Geweldmoraal: een moreel systeem dat regelt hoe we met bedreigende situaties omgaan.
Geweld wordt gezien als immoreel. We vechten een conflict voornamelijk uit met woorden
en niet fysiek.
Reinigingsmoraal: regelt dat mensen reinheid koppelen aan het goede en besmetting met
het kwaad. Mensen verwerven zich tegen vreemde stoffen. Als ze in aanraking komen met
letterlijke of symbolische ‘vreemde smetten’ roept dat instinctief walging op. Door
reinigingsrituelen proberen ze hun omgeving hiervan te ontdoen.
Samenwerkingsmoraal: speelt een rol in de manier waarop mensen met elkaar samenwerken
en omgaan met mensen die de samenwerking bedreigen. Mensen werken met elkaar om
daar beter van te worden. Daarbij is vertrouwen belangrijk. Als er geen sprake is van
vertrouwen, maakt dit plaats voor wantrouwen.
Moreel is niet statisch. Morele opvattingen kunnen variëren afhankelijk van tijd en plaats.
Micro-, meso- en macroniveau
Morele kwesties spelen op verschillende niveaus. Op microniveau gaan morele vragen over de
manier waarop je van mens tot mens met elkaar zou moeten omgaan. Op mesoniveau maken
organisaties morele keuzes, doe onder meer hun neerslag vinden in de visie van de instelling. Morele
opvattingen kunnen ook iets zeggen over het macroniveau, over de manier waarop de samenleving
moet worden ingericht. Dit zijn politieke keuzes.
De verschillende niveaus staan niet los van elkaar. Ook de sociaal werker heeft te maken met wet- en
regelgeving die de morele opvattingen van de maatschappij weerspiegelt. Soms kunnen morele
opvattingen op verschillende niveaus ook schuren.
H1.1.1
Waarden zijn begrippen die omschrijven wat mensen waardevol vinden en waarnaar zij streven. Het
zijn idealen die wezenlijk zijn voor de kwaliteit van het leven. Ze geven aan hoe mensen willen
werken en wat ze verstaan onder een goed leven.
Normen zijn handelingsvoorschriften, die laten zien hoe je moet handelen. Als we het over een
morele norm hebben, bedoelen we een richtlijn die aangeeft hoe iemand zou moeten handelen, of
die gebruikt kan worden als maatstaf om het gedrag te beoordelen.
Een waarde kan op verschillende manieren worden vertaald in een norm. Als er meningsverschillen
ontstaan over normen, kan het nuttig zijn om uit te zoeken wat de achterliggende waarde is. Soms
blijkt die hetzelfde te zijn en het conflict wordt minder scherp als beide partijen dit van elkaar weten.

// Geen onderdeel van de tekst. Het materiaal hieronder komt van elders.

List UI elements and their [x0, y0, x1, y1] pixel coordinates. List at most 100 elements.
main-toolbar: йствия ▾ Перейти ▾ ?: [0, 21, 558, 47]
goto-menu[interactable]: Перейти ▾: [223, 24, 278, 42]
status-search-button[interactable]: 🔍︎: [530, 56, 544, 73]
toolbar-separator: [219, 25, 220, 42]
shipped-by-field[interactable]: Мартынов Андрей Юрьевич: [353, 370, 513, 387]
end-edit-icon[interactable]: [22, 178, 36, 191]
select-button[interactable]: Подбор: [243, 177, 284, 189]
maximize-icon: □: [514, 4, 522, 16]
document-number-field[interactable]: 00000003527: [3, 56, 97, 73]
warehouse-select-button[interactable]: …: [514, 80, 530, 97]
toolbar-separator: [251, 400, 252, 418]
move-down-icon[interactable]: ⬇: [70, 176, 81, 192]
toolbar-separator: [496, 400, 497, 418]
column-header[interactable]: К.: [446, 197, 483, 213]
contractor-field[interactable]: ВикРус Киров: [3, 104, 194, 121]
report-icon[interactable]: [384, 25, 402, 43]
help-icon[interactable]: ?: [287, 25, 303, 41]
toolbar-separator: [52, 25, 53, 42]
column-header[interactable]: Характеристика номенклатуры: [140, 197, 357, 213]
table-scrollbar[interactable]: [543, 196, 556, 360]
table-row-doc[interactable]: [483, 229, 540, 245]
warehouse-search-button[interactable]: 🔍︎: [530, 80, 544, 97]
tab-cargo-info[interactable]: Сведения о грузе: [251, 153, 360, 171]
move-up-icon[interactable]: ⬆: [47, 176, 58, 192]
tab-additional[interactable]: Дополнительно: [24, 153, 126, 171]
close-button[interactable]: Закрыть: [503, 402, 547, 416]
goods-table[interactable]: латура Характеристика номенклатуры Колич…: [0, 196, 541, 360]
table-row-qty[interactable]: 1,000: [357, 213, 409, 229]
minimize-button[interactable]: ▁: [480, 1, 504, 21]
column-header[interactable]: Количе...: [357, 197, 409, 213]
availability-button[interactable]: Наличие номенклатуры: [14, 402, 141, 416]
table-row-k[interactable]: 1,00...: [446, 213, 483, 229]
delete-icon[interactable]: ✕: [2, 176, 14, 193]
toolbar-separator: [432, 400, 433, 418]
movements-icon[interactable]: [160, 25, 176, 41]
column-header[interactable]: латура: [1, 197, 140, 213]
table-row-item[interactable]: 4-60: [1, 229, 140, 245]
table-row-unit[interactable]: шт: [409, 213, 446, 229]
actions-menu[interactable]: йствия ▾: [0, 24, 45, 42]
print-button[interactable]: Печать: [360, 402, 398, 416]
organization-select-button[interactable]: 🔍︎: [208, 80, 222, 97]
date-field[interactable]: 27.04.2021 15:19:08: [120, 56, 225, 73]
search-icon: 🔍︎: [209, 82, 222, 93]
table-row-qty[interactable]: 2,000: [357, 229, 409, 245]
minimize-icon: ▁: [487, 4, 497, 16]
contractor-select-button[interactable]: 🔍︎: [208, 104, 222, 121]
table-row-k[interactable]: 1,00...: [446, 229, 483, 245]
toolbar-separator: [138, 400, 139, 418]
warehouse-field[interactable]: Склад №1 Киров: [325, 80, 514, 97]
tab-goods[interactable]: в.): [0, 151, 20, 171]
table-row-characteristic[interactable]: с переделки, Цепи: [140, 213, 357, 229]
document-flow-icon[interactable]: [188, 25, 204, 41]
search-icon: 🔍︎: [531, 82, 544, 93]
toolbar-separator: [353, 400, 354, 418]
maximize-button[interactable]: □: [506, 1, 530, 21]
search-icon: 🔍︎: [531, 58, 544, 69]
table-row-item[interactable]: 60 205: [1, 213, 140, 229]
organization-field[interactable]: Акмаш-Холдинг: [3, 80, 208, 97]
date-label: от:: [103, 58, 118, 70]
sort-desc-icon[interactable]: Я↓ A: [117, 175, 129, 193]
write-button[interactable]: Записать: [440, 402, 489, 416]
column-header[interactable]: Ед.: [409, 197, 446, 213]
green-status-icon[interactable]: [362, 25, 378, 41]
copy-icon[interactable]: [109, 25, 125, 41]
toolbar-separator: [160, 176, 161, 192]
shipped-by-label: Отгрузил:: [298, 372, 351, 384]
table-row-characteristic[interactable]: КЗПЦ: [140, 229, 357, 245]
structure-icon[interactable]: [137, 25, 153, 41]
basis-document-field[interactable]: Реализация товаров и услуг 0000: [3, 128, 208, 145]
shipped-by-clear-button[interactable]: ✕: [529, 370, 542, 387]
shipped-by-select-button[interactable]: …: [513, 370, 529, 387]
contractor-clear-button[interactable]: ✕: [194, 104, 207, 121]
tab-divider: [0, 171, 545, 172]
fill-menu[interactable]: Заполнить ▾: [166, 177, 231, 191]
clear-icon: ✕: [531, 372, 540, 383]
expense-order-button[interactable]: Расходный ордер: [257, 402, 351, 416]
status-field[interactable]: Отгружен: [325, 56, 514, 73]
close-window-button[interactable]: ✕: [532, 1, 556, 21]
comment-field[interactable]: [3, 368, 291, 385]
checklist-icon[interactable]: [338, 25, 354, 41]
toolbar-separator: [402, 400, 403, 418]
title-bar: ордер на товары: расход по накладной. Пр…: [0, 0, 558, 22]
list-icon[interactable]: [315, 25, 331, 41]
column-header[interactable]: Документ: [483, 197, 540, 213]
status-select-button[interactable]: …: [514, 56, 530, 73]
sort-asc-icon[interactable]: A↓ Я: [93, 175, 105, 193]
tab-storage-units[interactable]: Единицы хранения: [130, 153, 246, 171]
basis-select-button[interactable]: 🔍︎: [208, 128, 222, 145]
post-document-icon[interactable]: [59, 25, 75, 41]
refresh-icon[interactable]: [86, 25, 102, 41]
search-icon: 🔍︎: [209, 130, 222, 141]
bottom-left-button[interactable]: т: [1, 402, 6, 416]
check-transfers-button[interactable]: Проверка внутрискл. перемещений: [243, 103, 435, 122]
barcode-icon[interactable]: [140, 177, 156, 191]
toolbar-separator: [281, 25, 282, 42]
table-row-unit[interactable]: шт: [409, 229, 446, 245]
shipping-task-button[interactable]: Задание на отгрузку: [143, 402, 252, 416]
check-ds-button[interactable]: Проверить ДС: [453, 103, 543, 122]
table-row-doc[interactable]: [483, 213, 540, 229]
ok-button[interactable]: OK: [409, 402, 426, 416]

Er ontstaan dan ruimte voor wederzijds begrip.
Als mensen zich sterk op normen richten, ontstaat er verstarring. Mensen richten zich dan op regels
en vergeten waarom die regels er zijn. Normen kunnen zich ontwikkelen en worden vaak aangepast
aan veranderende contexten.
Fatsoensnormen
Een voorbeeld van een fatsoensnorm is dat studenten tijdens een hoor- of werkcollege niet horen te
appen. Binnen verschillende groepen zijn er soms ook andere gedragsregels. Ook in sociaal werk gaat
,men uit van fatsoensnormen. Dit zijn omgangsregels die belangrijk kunnen zijn voor mensen. Het zijn
conventies, ‘goede manieren’, die vastleggen wat wel of niet hoort.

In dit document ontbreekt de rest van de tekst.